Fish oil can offer all the health-promoting eicosanoids it wants, but, again, many allergies develop in early infancy. To assess whether pregnant mothers can transfer eicosanoids through to their fetuses, DSM Nutritionals (Parsippany, NJ) conducted its own study on 83 pregnant women consuming a daily fish oil capsule or placebo from 20 weeks into pregnancy up until birth of the child.4 Fish oil inhibited the production of two select eicosanoids (leukotriene B4 and prostaglandin E2) deemed to promote allergies, and researchers observed a “trend” towards lower levels of other inflammatory markers. Significantly higher omega-3 levels were also obtained in the fetuses of women consuming fish oil.

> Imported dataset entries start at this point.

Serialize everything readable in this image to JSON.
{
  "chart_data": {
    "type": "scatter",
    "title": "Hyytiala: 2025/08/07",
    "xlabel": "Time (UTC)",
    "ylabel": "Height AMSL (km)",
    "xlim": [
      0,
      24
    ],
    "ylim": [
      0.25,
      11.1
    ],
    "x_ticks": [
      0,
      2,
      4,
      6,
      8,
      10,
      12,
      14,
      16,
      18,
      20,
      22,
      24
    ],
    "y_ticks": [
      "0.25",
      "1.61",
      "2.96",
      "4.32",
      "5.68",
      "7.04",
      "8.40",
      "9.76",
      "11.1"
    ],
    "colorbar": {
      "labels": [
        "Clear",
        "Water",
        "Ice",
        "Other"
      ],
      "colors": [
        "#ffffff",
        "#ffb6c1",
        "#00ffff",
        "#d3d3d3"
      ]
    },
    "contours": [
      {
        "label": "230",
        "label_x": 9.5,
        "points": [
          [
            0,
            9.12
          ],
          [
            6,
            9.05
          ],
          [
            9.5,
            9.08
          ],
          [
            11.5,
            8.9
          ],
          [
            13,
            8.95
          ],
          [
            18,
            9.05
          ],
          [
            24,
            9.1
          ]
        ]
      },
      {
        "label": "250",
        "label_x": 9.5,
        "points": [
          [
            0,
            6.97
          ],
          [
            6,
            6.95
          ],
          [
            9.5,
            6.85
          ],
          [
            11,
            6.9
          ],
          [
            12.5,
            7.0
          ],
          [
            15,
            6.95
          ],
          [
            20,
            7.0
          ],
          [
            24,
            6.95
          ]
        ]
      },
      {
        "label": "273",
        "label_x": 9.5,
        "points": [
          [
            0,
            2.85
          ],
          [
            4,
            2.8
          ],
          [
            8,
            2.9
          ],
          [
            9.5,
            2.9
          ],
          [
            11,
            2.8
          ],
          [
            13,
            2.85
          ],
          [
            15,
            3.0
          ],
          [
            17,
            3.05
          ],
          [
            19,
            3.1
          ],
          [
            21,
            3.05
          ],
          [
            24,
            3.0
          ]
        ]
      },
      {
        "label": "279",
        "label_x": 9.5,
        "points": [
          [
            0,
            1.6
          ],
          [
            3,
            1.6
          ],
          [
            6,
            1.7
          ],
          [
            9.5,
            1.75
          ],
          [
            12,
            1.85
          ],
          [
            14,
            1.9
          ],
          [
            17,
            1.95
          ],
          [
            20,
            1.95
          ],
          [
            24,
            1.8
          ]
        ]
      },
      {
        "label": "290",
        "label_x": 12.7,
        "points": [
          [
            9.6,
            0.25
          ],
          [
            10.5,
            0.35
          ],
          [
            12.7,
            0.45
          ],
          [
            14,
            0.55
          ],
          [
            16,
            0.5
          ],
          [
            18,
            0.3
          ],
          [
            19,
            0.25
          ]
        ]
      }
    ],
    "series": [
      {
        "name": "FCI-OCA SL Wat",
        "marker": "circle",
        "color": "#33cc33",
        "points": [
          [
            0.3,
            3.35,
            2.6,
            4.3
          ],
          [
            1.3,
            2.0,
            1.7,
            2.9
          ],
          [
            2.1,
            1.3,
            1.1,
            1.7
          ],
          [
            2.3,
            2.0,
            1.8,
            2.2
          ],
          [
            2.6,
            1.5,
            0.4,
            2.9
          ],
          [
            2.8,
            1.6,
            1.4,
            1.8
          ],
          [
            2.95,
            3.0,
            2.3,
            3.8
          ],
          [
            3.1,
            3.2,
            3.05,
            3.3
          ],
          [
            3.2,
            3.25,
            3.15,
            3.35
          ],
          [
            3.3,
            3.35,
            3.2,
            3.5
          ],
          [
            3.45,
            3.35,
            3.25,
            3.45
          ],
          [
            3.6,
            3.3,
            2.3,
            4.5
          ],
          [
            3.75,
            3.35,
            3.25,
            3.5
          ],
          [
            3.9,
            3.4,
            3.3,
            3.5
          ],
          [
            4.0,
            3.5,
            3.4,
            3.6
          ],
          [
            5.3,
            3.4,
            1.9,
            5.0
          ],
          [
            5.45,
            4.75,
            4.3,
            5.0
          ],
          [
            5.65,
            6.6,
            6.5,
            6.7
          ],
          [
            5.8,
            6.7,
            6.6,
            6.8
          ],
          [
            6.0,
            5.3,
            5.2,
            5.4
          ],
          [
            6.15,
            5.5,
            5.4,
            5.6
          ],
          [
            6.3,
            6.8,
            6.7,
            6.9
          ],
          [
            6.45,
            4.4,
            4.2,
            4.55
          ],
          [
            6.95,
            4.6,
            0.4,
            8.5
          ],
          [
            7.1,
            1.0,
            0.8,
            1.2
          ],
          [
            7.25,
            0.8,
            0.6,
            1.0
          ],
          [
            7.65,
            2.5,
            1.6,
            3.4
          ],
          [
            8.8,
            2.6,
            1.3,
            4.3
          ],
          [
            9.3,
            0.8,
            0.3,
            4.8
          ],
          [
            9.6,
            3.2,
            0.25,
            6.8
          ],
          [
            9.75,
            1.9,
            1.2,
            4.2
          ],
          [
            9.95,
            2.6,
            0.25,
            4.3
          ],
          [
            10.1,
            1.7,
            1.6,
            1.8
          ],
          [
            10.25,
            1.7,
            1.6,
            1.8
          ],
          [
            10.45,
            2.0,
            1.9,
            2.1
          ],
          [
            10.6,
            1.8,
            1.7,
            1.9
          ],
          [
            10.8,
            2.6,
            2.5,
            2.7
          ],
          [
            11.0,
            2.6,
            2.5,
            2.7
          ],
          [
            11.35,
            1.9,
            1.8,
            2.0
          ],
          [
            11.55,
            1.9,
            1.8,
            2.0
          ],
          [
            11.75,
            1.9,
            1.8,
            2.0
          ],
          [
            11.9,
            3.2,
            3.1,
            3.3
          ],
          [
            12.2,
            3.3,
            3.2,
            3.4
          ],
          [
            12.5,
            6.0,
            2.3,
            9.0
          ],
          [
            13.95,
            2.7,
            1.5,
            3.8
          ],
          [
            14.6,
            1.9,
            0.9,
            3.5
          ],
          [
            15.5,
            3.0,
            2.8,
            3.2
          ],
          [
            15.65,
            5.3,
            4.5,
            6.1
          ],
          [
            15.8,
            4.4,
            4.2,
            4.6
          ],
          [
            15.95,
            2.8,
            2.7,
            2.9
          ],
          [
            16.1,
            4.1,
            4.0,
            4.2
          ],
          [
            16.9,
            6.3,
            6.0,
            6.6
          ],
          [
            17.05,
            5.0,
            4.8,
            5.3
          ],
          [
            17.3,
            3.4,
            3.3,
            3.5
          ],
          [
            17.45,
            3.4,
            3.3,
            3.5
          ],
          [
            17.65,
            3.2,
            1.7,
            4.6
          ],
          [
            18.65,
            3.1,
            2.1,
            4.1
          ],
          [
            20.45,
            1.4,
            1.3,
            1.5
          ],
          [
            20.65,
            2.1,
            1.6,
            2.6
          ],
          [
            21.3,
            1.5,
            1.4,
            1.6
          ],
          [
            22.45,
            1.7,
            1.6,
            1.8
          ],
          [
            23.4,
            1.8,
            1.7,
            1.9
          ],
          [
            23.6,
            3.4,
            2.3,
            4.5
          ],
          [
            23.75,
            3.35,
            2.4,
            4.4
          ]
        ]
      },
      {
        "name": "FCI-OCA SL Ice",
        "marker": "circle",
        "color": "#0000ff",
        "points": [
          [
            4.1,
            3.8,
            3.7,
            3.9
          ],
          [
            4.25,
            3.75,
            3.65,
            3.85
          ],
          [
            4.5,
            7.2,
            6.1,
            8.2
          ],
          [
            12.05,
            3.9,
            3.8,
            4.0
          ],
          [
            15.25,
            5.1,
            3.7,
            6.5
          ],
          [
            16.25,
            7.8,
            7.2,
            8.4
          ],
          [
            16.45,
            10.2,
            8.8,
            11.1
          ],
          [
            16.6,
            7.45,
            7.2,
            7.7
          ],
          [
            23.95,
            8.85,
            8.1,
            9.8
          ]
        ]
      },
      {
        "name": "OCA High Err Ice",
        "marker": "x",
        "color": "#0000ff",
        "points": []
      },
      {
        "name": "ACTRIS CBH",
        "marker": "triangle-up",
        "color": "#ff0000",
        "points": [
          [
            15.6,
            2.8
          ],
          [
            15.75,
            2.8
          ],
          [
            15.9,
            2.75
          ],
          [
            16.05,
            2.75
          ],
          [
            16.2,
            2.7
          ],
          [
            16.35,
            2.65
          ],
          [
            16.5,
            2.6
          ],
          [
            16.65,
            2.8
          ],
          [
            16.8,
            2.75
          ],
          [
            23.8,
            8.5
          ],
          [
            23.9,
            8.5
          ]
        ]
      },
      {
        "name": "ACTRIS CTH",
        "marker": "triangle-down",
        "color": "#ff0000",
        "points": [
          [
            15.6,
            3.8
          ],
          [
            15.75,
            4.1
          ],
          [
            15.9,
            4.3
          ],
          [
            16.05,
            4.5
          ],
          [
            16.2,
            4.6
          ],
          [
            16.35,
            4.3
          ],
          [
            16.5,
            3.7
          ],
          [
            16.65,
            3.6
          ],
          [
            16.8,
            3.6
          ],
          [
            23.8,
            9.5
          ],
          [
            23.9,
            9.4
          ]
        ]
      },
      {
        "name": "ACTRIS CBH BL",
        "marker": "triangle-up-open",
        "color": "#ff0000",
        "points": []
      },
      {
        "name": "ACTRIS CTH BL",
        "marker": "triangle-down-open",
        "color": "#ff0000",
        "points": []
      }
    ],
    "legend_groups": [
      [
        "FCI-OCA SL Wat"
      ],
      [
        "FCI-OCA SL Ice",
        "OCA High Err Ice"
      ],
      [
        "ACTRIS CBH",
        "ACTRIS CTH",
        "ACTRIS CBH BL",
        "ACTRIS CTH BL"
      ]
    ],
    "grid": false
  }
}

Beyond eicosanoids, other compounds in omega-3 fatty acids may engage the immune system in a positive way. A number of studies, including the DSM study, credit fish oil to lowering levels of various cytokines, cell-signaling substances that can induce inflammation.
With the glimmer of hope in fish oil, GOED’s Harry Rice and many other fish oil experts admit that existing studies on fish oil and allergies have produced mixed results, with often-heterogeneous platforms. As with probiotics, a more consistent protocol is needed for fish oil studies.
1. A Fiocchi et al., “Clinical use of probiotics in pediatric allergy (CUPPA): a World Allergy Organization position paper,” The World Allergy Organization Journal, vol. 5, no. 11 (November 2012): 148–167.
2. K Wickens et al., “A differential effect of 2 probiotics in the prevention of eczema and atopy: a double-blind, randomized, placebo-controlled trial,” The Journal of Allergy and Clinical Immunology, vol. 122, no. 4 (October 2008): 788–94.
3. K Wickens et al., “A protective effect of Lactobacillus rhamnosus HN001 against eczema in the first 2 years of life persists to age 4 years,” Clinical & Experimental Allergy, vol. 42, no. 7 (July 2012): 1071–1079.
4. JA Dunstan et al., “Fish oil supplementation in pregnancy modifies neonatal allergen-specific immune responses and clinical outcomes in infants at high risk of atopy: a randomized, controlled trial,” The Journal of Allergy and Clinical Immunology, vol. 112, no. 6 (December 2003): 1178–1184.